Methods for the robust quantification of bacterial communities are still under development. In this context, the present study aimed to evaluate a method combining competitive PCR (cPCR) and microarray assays for the determination of absolute content of total bacteria and individual bacterial species in samples. For this, a competitor DNA for cPCR and microarrays containing three types of DNA probes was prepared.
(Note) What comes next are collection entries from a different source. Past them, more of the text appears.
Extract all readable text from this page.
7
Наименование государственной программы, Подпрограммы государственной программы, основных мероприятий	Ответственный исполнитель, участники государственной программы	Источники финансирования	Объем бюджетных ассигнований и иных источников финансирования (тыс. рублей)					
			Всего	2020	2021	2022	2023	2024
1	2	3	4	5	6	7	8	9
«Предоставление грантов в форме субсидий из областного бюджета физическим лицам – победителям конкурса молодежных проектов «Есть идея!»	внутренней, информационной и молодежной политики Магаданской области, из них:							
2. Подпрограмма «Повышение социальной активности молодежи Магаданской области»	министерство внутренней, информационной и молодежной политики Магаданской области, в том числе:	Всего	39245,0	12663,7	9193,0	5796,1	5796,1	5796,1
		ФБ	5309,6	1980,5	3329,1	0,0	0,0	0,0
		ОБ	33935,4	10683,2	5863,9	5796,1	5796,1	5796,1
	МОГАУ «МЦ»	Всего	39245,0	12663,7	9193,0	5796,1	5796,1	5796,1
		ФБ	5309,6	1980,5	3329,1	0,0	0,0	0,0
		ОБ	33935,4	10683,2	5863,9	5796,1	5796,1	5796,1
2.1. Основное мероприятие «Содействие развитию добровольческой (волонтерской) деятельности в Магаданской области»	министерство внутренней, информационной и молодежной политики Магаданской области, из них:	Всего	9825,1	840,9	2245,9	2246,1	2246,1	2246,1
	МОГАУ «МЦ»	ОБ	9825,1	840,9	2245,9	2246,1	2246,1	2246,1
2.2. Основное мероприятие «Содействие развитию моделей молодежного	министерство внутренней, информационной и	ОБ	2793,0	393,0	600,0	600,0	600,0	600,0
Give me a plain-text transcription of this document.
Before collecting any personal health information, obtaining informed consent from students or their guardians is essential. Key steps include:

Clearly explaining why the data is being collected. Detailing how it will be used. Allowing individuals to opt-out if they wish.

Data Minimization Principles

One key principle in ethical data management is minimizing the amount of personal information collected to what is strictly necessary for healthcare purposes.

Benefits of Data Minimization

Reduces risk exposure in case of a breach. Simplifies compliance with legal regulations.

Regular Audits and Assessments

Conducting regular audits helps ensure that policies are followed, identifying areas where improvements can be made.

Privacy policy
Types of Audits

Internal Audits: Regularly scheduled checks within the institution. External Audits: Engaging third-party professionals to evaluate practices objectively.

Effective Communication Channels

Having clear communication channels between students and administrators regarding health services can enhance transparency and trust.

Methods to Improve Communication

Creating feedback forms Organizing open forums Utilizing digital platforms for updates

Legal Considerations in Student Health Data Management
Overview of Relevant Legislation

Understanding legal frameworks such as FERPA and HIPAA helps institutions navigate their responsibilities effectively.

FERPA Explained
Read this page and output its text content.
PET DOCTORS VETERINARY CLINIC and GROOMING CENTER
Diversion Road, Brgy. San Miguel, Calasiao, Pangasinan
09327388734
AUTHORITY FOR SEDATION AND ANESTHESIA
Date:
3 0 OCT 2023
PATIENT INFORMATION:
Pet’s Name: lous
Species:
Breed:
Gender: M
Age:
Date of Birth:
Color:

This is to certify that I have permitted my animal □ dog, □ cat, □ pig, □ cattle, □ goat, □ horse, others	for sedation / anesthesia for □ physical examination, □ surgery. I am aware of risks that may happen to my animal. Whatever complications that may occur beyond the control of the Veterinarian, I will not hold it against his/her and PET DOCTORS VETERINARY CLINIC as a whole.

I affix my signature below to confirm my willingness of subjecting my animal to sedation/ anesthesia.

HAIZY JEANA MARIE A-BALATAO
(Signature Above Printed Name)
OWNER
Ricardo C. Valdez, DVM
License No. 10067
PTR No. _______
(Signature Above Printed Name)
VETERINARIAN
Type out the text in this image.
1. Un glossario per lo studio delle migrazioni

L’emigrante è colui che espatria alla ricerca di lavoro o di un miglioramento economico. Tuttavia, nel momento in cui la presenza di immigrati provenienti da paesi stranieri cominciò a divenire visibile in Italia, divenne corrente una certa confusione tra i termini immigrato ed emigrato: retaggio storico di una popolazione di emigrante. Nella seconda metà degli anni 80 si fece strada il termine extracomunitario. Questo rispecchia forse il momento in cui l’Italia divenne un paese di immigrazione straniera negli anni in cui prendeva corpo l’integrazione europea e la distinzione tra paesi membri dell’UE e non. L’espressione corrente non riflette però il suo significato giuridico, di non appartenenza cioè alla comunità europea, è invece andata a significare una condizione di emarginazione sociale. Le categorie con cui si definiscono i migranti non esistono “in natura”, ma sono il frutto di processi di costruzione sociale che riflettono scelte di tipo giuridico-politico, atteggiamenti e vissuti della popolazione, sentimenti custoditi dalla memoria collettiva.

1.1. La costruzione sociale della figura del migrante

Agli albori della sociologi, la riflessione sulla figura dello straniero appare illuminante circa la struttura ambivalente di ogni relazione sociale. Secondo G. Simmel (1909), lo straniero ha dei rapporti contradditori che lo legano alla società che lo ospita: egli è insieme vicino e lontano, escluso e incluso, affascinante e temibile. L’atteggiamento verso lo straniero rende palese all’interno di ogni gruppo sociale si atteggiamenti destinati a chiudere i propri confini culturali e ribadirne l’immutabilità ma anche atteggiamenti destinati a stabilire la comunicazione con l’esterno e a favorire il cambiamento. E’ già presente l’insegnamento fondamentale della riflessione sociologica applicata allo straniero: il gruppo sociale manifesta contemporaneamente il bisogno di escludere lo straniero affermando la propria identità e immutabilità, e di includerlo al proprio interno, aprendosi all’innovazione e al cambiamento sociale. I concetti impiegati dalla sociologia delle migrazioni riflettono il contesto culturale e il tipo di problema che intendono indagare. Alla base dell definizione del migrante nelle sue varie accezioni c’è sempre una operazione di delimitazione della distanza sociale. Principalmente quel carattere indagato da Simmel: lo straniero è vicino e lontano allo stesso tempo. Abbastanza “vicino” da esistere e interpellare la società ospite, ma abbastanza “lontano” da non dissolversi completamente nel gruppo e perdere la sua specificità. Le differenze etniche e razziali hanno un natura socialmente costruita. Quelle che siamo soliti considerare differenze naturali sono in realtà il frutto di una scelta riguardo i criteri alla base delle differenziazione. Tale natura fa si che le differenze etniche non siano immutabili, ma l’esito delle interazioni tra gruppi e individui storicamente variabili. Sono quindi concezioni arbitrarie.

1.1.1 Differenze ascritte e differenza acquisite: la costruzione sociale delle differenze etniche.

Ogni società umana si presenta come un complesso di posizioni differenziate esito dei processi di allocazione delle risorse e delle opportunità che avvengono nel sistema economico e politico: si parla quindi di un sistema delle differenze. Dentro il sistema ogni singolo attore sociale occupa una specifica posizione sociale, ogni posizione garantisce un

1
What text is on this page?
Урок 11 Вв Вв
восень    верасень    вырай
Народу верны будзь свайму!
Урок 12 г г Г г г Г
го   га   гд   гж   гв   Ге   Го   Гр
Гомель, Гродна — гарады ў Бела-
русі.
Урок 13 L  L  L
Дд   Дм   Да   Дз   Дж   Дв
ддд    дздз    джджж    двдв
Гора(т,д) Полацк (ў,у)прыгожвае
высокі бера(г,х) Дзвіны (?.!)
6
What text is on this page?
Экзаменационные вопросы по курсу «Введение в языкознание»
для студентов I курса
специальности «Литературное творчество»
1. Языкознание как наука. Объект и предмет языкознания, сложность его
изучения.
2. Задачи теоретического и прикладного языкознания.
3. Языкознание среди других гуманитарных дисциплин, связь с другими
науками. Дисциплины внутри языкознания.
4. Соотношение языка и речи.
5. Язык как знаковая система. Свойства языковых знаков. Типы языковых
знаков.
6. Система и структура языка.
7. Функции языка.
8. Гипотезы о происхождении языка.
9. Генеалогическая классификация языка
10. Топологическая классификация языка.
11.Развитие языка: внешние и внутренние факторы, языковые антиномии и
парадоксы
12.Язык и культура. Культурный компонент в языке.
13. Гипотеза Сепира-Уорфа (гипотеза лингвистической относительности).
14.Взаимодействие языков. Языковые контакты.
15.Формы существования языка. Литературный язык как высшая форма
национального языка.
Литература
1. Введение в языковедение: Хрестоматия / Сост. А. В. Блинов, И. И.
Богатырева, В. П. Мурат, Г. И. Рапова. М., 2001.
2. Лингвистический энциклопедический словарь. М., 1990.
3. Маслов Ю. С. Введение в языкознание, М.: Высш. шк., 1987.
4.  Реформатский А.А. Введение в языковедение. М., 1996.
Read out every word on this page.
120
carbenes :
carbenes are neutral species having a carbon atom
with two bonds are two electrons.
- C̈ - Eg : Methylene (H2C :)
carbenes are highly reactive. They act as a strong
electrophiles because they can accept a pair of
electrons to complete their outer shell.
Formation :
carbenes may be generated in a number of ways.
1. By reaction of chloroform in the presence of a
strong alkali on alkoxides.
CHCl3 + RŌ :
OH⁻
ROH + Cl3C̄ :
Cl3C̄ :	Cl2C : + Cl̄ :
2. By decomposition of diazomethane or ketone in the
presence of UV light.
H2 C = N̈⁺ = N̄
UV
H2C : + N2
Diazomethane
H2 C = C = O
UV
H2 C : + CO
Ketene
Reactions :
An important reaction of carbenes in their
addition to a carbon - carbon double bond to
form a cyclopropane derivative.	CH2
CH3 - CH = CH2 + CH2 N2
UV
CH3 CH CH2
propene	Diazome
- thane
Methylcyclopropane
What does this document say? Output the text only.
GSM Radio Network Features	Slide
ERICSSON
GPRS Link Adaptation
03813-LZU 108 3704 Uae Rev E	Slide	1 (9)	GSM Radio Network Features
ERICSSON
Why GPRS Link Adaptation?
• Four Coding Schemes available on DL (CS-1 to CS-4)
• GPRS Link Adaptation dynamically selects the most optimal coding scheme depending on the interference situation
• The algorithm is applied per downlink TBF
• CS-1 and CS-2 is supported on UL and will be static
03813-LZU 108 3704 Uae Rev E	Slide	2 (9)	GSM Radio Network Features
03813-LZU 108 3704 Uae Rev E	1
A calibration curve was generated with genomic DNA samples as standards, which was then utilized for cPCR-based determination of the total number (in moles) of 16S rRNA genes in other bacterial samples. Moreover, scatter plots of species-specific probes versus total bacteria probe for each genomic DNA of known concentration was fit to the regression model, and the obtained slope value was defined as the hybridization affinity ratio. The cPCR assay was performed for both a commercially available mixed genomic DNA sample and human oral bacterial DNA samples, and the total number of moles of 16S rRNA genes was determined. These values were distributed among each species on the basis of the signal intensities of species-specific probes and the hybridization affinity ratio. The total number of bacterial genomes and those of individual species were determined by dividing the copy number of 16S rRNA genes per genome. The obtained results were confirmed by quantitative real-time PCR (qPCR). For values of > 1 x 10(2) copies determined by qPCR, the ratio of the values measured by DNA chips to by qPCR was 1.53-fold on average and < 2.6-fold for all data. These results show that the combined method of cPCR and microarray is useful to quantify the absolute numbers of several types of bacteria in a sample at one time.